The evaluation was done by analyzing several setting schemas named \(\mathscr {C}_{n \times s}\) with three Convolutional Neural Network (CNN) architectures, one of them is proposed in this work, called ”custom” and the other two are well-known architectures (LeNet and AlexNet). The dataset \(\mathscr {D}_2\) was used to measure the performance. It compiles 108 Rosbag files—Six recordings for six users at three different locations. Five users (U0–4) are well-known people. The last one (!U) is unknown to the system and was used to evaluate the system’s performance in front of strange people. The \(\mathscr {C}_{10 \times 1}\) schema using the custom model gets the best results in all the Key Performance Indicators (KPI)’s computed. Such schema builds images by aggregating ten segmented occupancy maps taking one out of two. This schema provides an accuracy score of 88%.
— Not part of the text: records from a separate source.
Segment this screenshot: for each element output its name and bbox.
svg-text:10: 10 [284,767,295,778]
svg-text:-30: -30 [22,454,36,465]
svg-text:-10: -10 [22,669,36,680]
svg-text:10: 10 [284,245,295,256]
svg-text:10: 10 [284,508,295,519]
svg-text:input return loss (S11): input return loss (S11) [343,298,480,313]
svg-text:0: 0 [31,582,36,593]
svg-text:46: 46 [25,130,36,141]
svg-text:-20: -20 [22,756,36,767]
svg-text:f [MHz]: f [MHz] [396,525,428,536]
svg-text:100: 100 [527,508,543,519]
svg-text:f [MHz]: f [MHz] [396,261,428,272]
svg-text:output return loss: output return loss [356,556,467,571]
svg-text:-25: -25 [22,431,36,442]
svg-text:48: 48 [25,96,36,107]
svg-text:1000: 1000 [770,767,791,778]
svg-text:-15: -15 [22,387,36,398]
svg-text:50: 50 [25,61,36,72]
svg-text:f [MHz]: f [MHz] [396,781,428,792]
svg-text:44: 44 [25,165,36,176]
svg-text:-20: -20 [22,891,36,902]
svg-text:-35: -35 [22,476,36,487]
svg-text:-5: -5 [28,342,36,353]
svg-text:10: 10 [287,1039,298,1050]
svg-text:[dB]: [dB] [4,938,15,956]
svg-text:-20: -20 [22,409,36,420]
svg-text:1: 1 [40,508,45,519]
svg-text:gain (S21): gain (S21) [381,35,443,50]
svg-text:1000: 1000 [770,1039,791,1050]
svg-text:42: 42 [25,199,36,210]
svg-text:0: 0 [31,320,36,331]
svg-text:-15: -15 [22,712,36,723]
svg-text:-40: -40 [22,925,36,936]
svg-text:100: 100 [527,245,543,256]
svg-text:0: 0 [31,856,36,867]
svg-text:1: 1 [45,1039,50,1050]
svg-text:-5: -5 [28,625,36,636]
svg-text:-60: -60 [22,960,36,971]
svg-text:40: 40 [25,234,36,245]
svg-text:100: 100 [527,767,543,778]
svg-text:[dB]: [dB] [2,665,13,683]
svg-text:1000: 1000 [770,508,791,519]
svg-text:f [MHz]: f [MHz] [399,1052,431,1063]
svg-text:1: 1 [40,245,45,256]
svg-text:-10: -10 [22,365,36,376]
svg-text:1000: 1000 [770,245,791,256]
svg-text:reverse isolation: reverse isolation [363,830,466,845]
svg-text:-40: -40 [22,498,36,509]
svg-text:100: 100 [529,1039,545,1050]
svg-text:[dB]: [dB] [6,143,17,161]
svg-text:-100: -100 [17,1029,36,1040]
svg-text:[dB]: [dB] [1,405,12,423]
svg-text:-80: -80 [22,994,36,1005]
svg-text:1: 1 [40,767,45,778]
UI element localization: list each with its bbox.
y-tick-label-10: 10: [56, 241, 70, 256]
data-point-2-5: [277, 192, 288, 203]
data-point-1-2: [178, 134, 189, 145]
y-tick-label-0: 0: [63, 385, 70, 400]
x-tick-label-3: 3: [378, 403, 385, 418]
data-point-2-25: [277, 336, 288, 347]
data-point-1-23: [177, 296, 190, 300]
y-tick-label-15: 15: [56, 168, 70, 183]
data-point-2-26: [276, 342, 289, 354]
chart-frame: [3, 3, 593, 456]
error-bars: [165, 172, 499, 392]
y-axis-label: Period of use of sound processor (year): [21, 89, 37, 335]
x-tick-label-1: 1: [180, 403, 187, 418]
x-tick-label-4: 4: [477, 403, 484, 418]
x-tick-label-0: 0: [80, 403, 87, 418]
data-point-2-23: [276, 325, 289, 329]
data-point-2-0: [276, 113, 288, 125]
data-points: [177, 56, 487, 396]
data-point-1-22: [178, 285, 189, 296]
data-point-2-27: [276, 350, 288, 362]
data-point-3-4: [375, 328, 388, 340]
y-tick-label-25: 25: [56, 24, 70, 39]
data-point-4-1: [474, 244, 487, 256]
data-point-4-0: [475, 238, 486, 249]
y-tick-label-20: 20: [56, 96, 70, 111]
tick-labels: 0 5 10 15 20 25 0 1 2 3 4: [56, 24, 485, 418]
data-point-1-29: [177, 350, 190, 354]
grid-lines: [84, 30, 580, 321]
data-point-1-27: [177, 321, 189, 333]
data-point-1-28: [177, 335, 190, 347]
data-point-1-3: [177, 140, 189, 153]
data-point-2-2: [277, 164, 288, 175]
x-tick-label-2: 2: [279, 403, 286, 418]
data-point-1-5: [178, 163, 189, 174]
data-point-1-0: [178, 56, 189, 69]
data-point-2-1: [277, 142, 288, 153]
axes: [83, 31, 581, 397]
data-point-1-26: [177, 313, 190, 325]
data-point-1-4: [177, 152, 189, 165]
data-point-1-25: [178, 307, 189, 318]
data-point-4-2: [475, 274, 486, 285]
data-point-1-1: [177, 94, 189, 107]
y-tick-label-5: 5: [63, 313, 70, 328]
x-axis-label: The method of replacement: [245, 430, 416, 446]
As previously mentioned, this work is a Proof of Concept (PoC) for indoor environments with few people. We aim to determine if it is possible to identify people by their gait using a 2D LIDAR sensor to maintain the user’s privacy and reduce computational load. In future work, we propose to collect data from more users to evaluate Biometric RecognITion Through gAit aNalYsis (BRITTANY) as an authentication tool.

We want to point out that all the datasets generated are available online47. Besides, The source code developed during the current study is available under an open-source license in the GitHub repository58. Finally, a docker image with all required software to double-check the evaluation posed in this paper is also available online59.